The limit is 10^5, so linear time is easily fast enough. The memory usage is only a few arrays of length N, well within 256 MB.

Test Cases

# helper validation functions are more appropriate here because
# many different valid permutations may exist.

def valid_first(p):
    n = len(p)
    if sorted(p) != list(range(1, n + 1)):
        return False
    for i, x in enumerate(p, 1):
        if x == i or (x & i) != 0:
            return False
    return True

def valid_second(p):
    n = len(p)
    if sorted(p) != list(range(1, n + 1)):
        return False
    for i, x in enumerate(p, 1):
        if x == i or (x & i) == 0:
            return False
    return True

assert build_first(3) is None
assert build_second(3) is None

assert valid_first(build_first(6))
assert valid_second(build_second(6))

assert build_first(1) is None
assert build_second(1) is None

assert build_second(8) is None      # power of two

assert valid_first(build_first(100000))
assert valid_second(build_second(100000))
Test input Expected output What it validates
1 NO / NO Minimum size
3 NO / NO Odd first construction, small second construction
6 Both YES First solvable case for second permutation
8 Second is NO Power-of-two impossibility
100000 Accepted construction Maximum constraint

Edge Cases

For N = 3, the first construction fails because there are two odd positions and only one even value.

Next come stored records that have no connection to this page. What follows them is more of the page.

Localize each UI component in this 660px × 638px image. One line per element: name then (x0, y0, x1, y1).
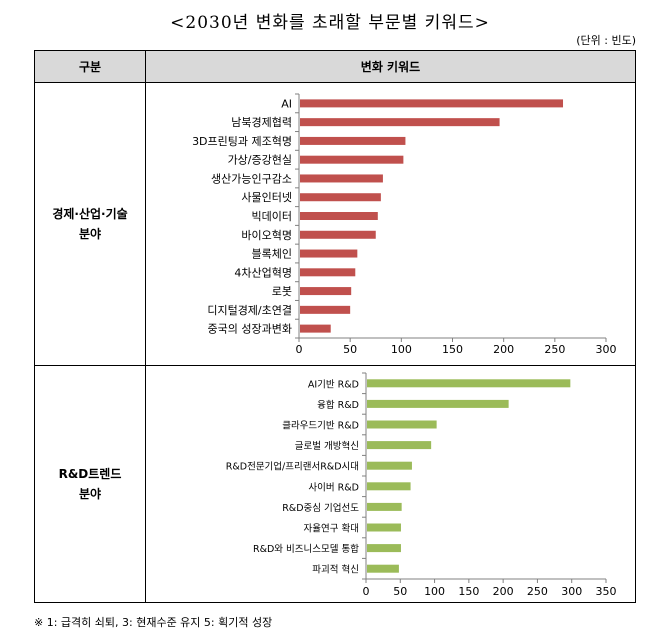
bar (367, 564, 399, 573)
bar (367, 441, 432, 450)
category-label: 빅데이터 (252, 210, 292, 223)
category-label: 블록체인 (252, 248, 292, 261)
x-tick-label: 350 (596, 585, 617, 598)
row-label-line: 분야 (78, 227, 102, 241)
bar (367, 523, 401, 532)
x-tick-label: 0 (296, 343, 303, 356)
bar (300, 268, 356, 277)
row-label-rnd: R&D트렌드 분야 (34, 365, 146, 603)
x-tick-label: 200 (493, 585, 514, 598)
category-label: 자율연구 확대 (304, 523, 359, 535)
x-tick-label: 300 (561, 585, 582, 598)
x-tick-label: 100 (424, 585, 445, 598)
x-tick-label: 250 (527, 585, 548, 598)
category-label: R&D전문기업/프리랜서R&D시대 (226, 461, 359, 473)
bar (367, 420, 437, 429)
page-title: <2030년 변화를 초래할 부문별 키워드> (170, 13, 490, 33)
bar (300, 174, 383, 183)
bar (300, 230, 376, 239)
x-tick-label: 50 (393, 585, 407, 598)
x-tick-label: 200 (493, 343, 514, 356)
category-label: 바이오혁명 (241, 229, 292, 242)
category-label: 글로벌 개방혁신 (295, 441, 359, 452)
category-label: R&D중심 기업선도 (282, 502, 359, 514)
bar (367, 461, 412, 470)
category-label: 중국의 성장과변화 (208, 323, 292, 336)
bar (367, 379, 571, 388)
category-label: AI기반 R&D (308, 379, 359, 390)
category-label: 디지털경제/초연결 (207, 304, 292, 317)
category-label: 융합 R&D (317, 400, 359, 411)
table-header-row: 구분 변화 키워드 (34, 50, 636, 83)
x-tick-label: 100 (391, 343, 412, 356)
row-label-line: 경제·산업·기술 (52, 207, 128, 221)
bar (300, 287, 352, 296)
header-category: 구분 (34, 50, 146, 83)
chart-cell-rnd: 0 50 100 150 200 250 300 350 AI기반 R&D 융합 R&D 클라우드기… (145, 365, 636, 603)
table-row: 경제·산업·기술 분야 0 50 100 150 200 250 300 AI 남북경제협력 3D… (34, 82, 636, 366)
category-label: 파괴적 혁신 (312, 564, 359, 576)
header-keywords: 변화 키워드 (145, 50, 636, 83)
bar (367, 544, 401, 553)
category-label: 3D프린팅과 제조혁명 (192, 135, 292, 148)
category-label: 남북경제협력 (231, 116, 292, 129)
bar (300, 155, 404, 164)
row-label-line: 분야 (78, 487, 102, 501)
table-row: R&D트렌드 분야 0 50 100 150 200 250 300 350 AI기반 R&D 융… (34, 365, 636, 603)
rnd-trend-chart: 0 50 100 150 200 250 300 350 AI기반 R&D 융합 R&D 클라우드기… (226, 372, 617, 598)
row-label-line: R&D트렌드 (58, 467, 122, 481)
category-label: AI (281, 97, 292, 110)
bar (367, 399, 509, 408)
category-label: 생산가능인구감소 (211, 172, 292, 185)
bar (367, 502, 402, 511)
category-label: R&D와 비즈니스모델 통합 (253, 543, 359, 555)
category-label: 사물인터넷 (241, 191, 292, 204)
bar (300, 212, 378, 220)
x-tick-label: 300 (596, 343, 617, 356)
bar (367, 482, 411, 491)
bar (300, 249, 358, 258)
bar (300, 136, 406, 145)
x-tick-label: 150 (442, 343, 463, 356)
category-label: 로봇 (272, 285, 292, 298)
x-tick-label: 0 (363, 585, 370, 598)
footnote: ※ 1: 급격히 쇠퇴, 3: 현재수준 유지 5: 획기적 성장 (34, 616, 273, 629)
category-label: 클라우드기반 R&D (282, 421, 359, 432)
bar (300, 118, 500, 127)
bar (300, 193, 381, 202)
bar (300, 99, 564, 108)
x-tick-label: 250 (544, 343, 565, 356)
row-label-economy: 경제·산업·기술 분야 (34, 82, 146, 366)
category-label: 4차산업혁명 (234, 266, 292, 279)
x-tick-label: 150 (458, 585, 479, 598)
economy-keyword-chart: 0 50 100 150 200 250 300 AI 남북경제협력 3D프린팅과 제조혁명가상/… (192, 93, 617, 356)
bar (300, 305, 351, 314)
x-tick-label: 50 (343, 343, 357, 356)
category-label: 사이버 R&D (308, 482, 359, 493)
category-label: 가상/증강현실 (228, 154, 292, 167)
bar (300, 324, 331, 333)
unit-note: (단위 : 빈도) (576, 34, 636, 47)
keyword-table: 구분 변화 키워드 경제·산업·기술 분야 0 50 100 150 200 250 300… (34, 50, 636, 603)
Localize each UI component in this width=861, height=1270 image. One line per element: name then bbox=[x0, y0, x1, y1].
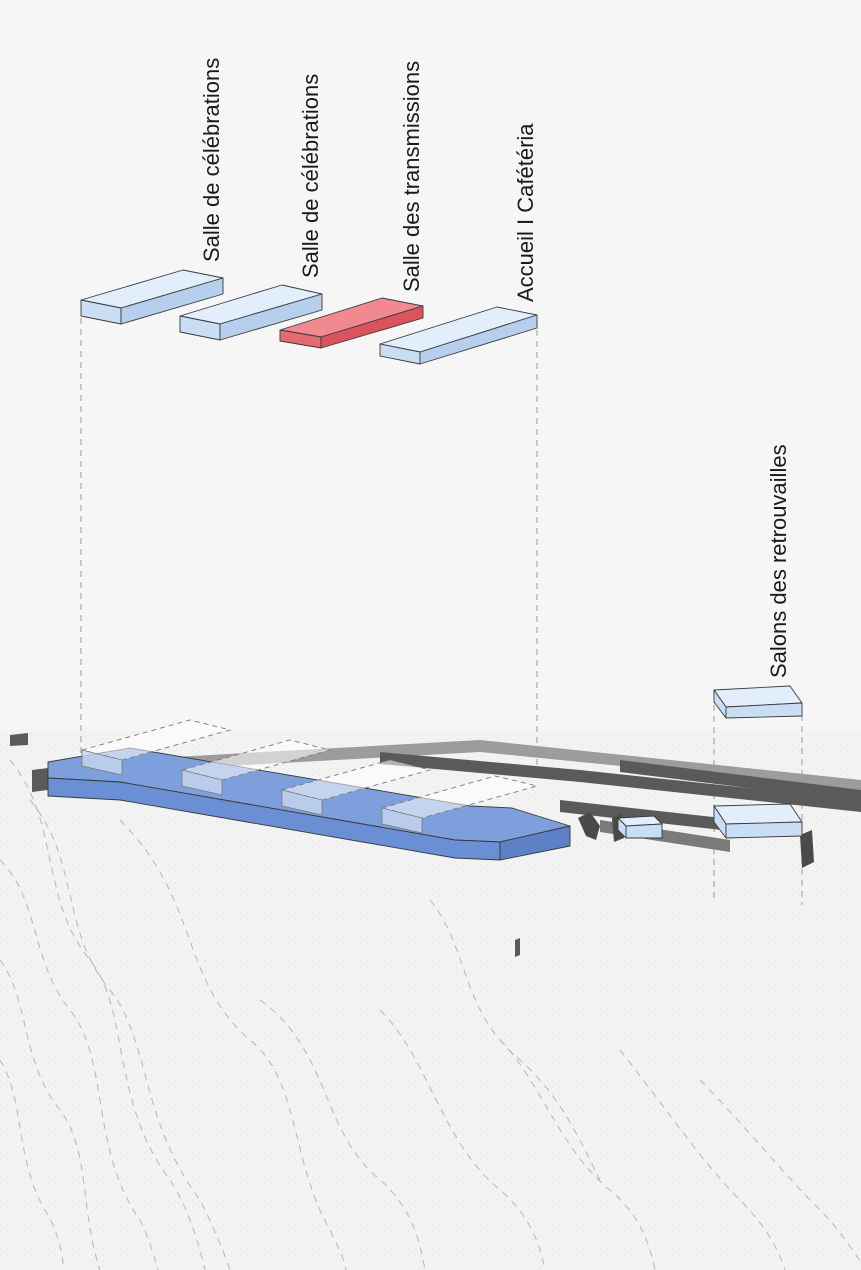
ghost-room-outlines bbox=[80, 719, 538, 834]
volume-accueil bbox=[379, 306, 538, 365]
label-accueil: Accueil I Cafétéria bbox=[513, 123, 538, 302]
volume-transmissions bbox=[279, 297, 424, 349]
label-transmissions: Salle des transmissions bbox=[399, 61, 424, 292]
label-retrouvailles: Salons des retrouvailles bbox=[766, 444, 791, 678]
topographic-contours bbox=[0, 759, 861, 1270]
small-volume-base bbox=[617, 815, 663, 839]
label-celebrations-2: Salle de célébrations bbox=[298, 74, 323, 278]
volume-retrouvailles bbox=[713, 685, 803, 719]
volume-celebrations-1 bbox=[80, 269, 224, 325]
label-celebrations-1: Salle de célébrations bbox=[199, 58, 224, 262]
retrouvailles-footprint bbox=[713, 803, 803, 839]
volume-celebrations-2 bbox=[179, 284, 323, 341]
projection-guides bbox=[80, 318, 803, 905]
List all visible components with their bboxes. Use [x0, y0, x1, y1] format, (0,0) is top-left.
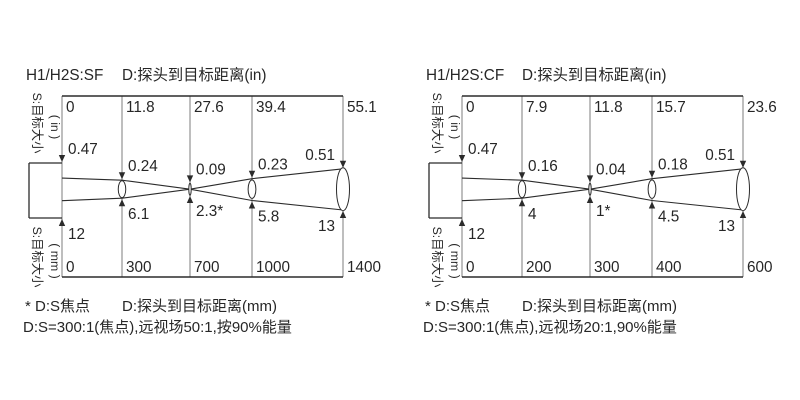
svg-text:6.1: 6.1: [128, 206, 149, 223]
svg-text:S:目标大小: S:目标大小: [430, 93, 444, 154]
svg-text:( mm ): ( mm ): [448, 243, 462, 279]
svg-text:0.51: 0.51: [705, 147, 735, 164]
svg-text:12: 12: [68, 226, 85, 243]
svg-text:D:探头到目标距离(mm): D:探头到目标距离(mm): [522, 298, 677, 315]
svg-text:0.18: 0.18: [658, 157, 688, 174]
svg-text:12: 12: [468, 226, 485, 243]
svg-text:( in ): ( in ): [48, 115, 62, 140]
svg-text:D:探头到目标距离(in): D:探头到目标距离(in): [522, 67, 666, 84]
svg-text:H1/H2S:SF: H1/H2S:SF: [26, 67, 103, 84]
svg-text:0: 0: [466, 99, 475, 116]
svg-text:7.9: 7.9: [526, 99, 547, 116]
svg-text:0: 0: [66, 99, 75, 116]
svg-text:2.3*: 2.3*: [196, 203, 223, 220]
svg-text:D:S=300:1(焦点),远视场50:1,按90%能量: D:S=300:1(焦点),远视场50:1,按90%能量: [23, 319, 292, 336]
svg-text:( in ): ( in ): [448, 115, 462, 140]
svg-text:0.16: 0.16: [528, 158, 558, 175]
svg-text:4: 4: [528, 206, 537, 223]
svg-text:13: 13: [318, 218, 335, 235]
svg-text:0.23: 0.23: [258, 157, 288, 174]
svg-text:700: 700: [194, 259, 220, 276]
svg-text:* D:S焦点: * D:S焦点: [425, 298, 490, 315]
svg-text:39.4: 39.4: [256, 99, 286, 116]
svg-text:( mm ): ( mm ): [48, 243, 62, 279]
svg-text:1*: 1*: [596, 203, 611, 220]
svg-text:0.24: 0.24: [128, 158, 158, 175]
svg-text:S:目标大小: S:目标大小: [30, 227, 44, 288]
svg-text:11.8: 11.8: [594, 99, 623, 116]
svg-text:0.04: 0.04: [596, 161, 626, 178]
svg-text:0.47: 0.47: [468, 141, 498, 158]
svg-text:13: 13: [718, 218, 735, 235]
svg-text:55.1: 55.1: [347, 99, 377, 116]
svg-text:0.51: 0.51: [305, 147, 335, 164]
svg-text:D:探头到目标距离(in): D:探头到目标距离(in): [122, 67, 266, 84]
svg-text:15.7: 15.7: [656, 99, 686, 116]
svg-text:400: 400: [656, 259, 682, 276]
svg-text:0.47: 0.47: [68, 141, 98, 158]
svg-text:S:目标大小: S:目标大小: [430, 227, 444, 288]
svg-text:600: 600: [747, 259, 773, 276]
svg-text:0.09: 0.09: [196, 161, 226, 178]
svg-text:H1/H2S:CF: H1/H2S:CF: [426, 67, 504, 84]
svg-text:27.6: 27.6: [194, 99, 224, 116]
svg-text:* D:S焦点: * D:S焦点: [25, 298, 90, 315]
svg-text:D:S=300:1(焦点),远视场20:1,90%能量: D:S=300:1(焦点),远视场20:1,90%能量: [423, 319, 677, 336]
svg-text:1000: 1000: [256, 259, 290, 276]
svg-text:4.5: 4.5: [658, 209, 679, 226]
svg-text:1400: 1400: [347, 259, 381, 276]
svg-text:200: 200: [526, 259, 552, 276]
svg-text:S:目标大小: S:目标大小: [30, 93, 44, 154]
svg-text:300: 300: [126, 259, 152, 276]
svg-text:11.8: 11.8: [126, 99, 155, 116]
svg-text:23.6: 23.6: [747, 99, 777, 116]
svg-text:300: 300: [594, 259, 620, 276]
svg-text:0: 0: [466, 259, 475, 276]
svg-text:5.8: 5.8: [258, 209, 279, 226]
svg-text:D:探头到目标距离(mm): D:探头到目标距离(mm): [122, 298, 277, 315]
svg-text:0: 0: [66, 259, 75, 276]
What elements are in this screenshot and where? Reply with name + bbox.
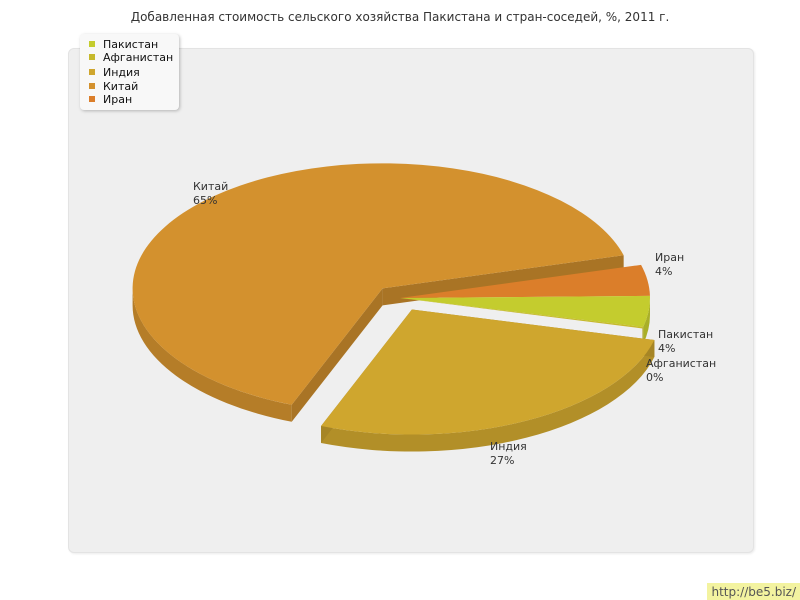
slice-label-name: Пакистан	[658, 328, 713, 341]
legend-label: Афганистан	[103, 51, 174, 64]
slice-label-name: Индия	[490, 440, 527, 453]
slice-label-name: Китай	[193, 180, 228, 193]
legend-swatch-icon	[89, 96, 95, 102]
legend-swatch-icon	[89, 54, 95, 60]
pie-slice-wall	[291, 288, 383, 422]
pie-slice-Афганистан	[400, 298, 644, 329]
slice-label-name: Афганистан	[646, 357, 716, 370]
legend-label: Иран	[103, 93, 133, 106]
legend-label: Китай	[103, 80, 139, 93]
legend: Пакистан Афганистан Индия Китай Иран	[80, 34, 179, 110]
pie-slice-Пакистан	[400, 295, 650, 328]
pie-slice-Иран	[400, 264, 650, 298]
pie-slice-side	[643, 298, 650, 345]
slice-label-value: 0%	[646, 371, 663, 384]
pie-slice-Китай	[132, 163, 624, 405]
legend-label: Пакистан	[103, 38, 159, 51]
slice-label-value: 4%	[655, 265, 672, 278]
pie-slice-side	[132, 288, 292, 422]
pie-slice-side	[321, 340, 655, 452]
legend-swatch-icon	[89, 83, 95, 89]
pie-slice-Индия	[321, 309, 655, 435]
slice-label-value: 27%	[490, 454, 514, 467]
watermark-link[interactable]: http://be5.biz/	[707, 583, 800, 600]
legend-swatch-icon	[89, 69, 95, 75]
chart-title: Добавленная стоимость сельского хозяйств…	[130, 10, 670, 24]
slice-label-value: 65%	[193, 194, 217, 207]
legend-label: Индия	[103, 66, 140, 79]
slice-label-value: 4%	[658, 342, 675, 355]
legend-swatch-icon	[89, 41, 95, 47]
slice-label-name: Иран	[655, 251, 684, 264]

The algorithm detects odd N immediately and prints NO.

For N = 8, the second construction fails because position 8 would need a different number sharing bit 8, but no such number exists inside 1...8. The power-of-two check catches this case before construction starts.

For N = 5, the second construction is also impossible. The algorithm rejects all N < 6, covering this small exceptional range directly.

These are exactly the cases where a naive constructive pattern would silently produce invalid fixed points or zero AND values.